Recommendation – there is a need to actively capture reliable and valid patient feedback on both positive and negative experiences of care to inform quality improvement. This could be enhanced by:
A review of the current methods and approaches to obtaining patient feedback, with consideration of independent (eg conducted by people outside of those delivering the service) and mixed methods (eg surveys, interviews and workshops) approaches.
Clinicians and managers enabling and welcoming staff feedback and comment.

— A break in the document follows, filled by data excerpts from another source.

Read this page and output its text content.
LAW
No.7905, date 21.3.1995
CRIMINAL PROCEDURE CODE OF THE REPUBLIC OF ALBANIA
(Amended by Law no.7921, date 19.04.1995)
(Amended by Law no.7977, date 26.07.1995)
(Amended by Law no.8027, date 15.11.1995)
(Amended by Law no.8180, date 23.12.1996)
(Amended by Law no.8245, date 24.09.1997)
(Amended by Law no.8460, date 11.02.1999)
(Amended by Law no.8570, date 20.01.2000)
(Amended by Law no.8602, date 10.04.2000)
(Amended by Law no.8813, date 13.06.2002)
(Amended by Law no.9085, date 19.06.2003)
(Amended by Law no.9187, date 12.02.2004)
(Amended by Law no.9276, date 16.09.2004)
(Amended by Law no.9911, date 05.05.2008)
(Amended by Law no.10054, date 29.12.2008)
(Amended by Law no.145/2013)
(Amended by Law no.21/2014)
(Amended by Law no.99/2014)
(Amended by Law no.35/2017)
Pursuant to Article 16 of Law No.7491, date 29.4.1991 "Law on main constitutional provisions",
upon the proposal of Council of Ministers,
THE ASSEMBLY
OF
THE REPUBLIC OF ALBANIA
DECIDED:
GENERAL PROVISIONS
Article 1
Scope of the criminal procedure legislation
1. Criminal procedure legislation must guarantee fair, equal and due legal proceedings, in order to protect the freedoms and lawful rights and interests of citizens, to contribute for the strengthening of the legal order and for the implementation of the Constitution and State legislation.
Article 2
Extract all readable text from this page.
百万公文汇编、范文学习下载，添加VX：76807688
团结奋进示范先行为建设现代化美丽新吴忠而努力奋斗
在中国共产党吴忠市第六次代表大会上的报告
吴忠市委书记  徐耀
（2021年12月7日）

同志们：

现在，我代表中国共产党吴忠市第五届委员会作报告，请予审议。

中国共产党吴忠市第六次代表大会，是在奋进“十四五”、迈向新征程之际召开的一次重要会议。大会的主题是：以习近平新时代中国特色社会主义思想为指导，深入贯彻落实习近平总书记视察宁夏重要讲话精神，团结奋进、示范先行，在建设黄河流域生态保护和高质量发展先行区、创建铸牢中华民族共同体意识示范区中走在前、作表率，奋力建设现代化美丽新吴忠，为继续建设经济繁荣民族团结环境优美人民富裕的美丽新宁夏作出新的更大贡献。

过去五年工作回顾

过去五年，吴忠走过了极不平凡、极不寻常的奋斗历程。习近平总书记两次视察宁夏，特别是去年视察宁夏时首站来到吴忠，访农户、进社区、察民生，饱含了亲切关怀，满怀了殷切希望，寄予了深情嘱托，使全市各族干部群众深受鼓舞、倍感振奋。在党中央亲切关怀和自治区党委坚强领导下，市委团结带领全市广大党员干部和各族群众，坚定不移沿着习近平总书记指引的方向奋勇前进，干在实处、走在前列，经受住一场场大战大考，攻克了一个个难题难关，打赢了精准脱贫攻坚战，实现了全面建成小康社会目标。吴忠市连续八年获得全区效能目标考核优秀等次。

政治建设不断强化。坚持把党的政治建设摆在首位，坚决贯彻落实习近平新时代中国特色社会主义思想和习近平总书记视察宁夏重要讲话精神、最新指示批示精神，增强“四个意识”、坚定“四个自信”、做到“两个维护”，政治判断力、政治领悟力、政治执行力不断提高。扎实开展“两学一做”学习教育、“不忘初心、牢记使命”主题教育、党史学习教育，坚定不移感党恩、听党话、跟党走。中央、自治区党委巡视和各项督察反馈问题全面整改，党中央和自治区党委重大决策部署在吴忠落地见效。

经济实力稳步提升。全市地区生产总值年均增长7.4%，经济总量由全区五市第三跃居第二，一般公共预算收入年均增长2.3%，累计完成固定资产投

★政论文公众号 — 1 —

Haste A, Lambert M, Sharp L, Thomson R, Sowden S. Patient experiences of the urgent cancer referral pathway—Can the NHS do better? Semi‐structured interviews with patients with upper gastrointestinal cancer. Health Expect. 2020;23:1512–1522. 10.1111/hex.13136
Funding information
NHS England Specialised Commissioning, North East and North Cumbria. The views expressed in this article are those of the author(s) and not necessarily those of the NHS, the NIHR, or the Department of Health and Social Care.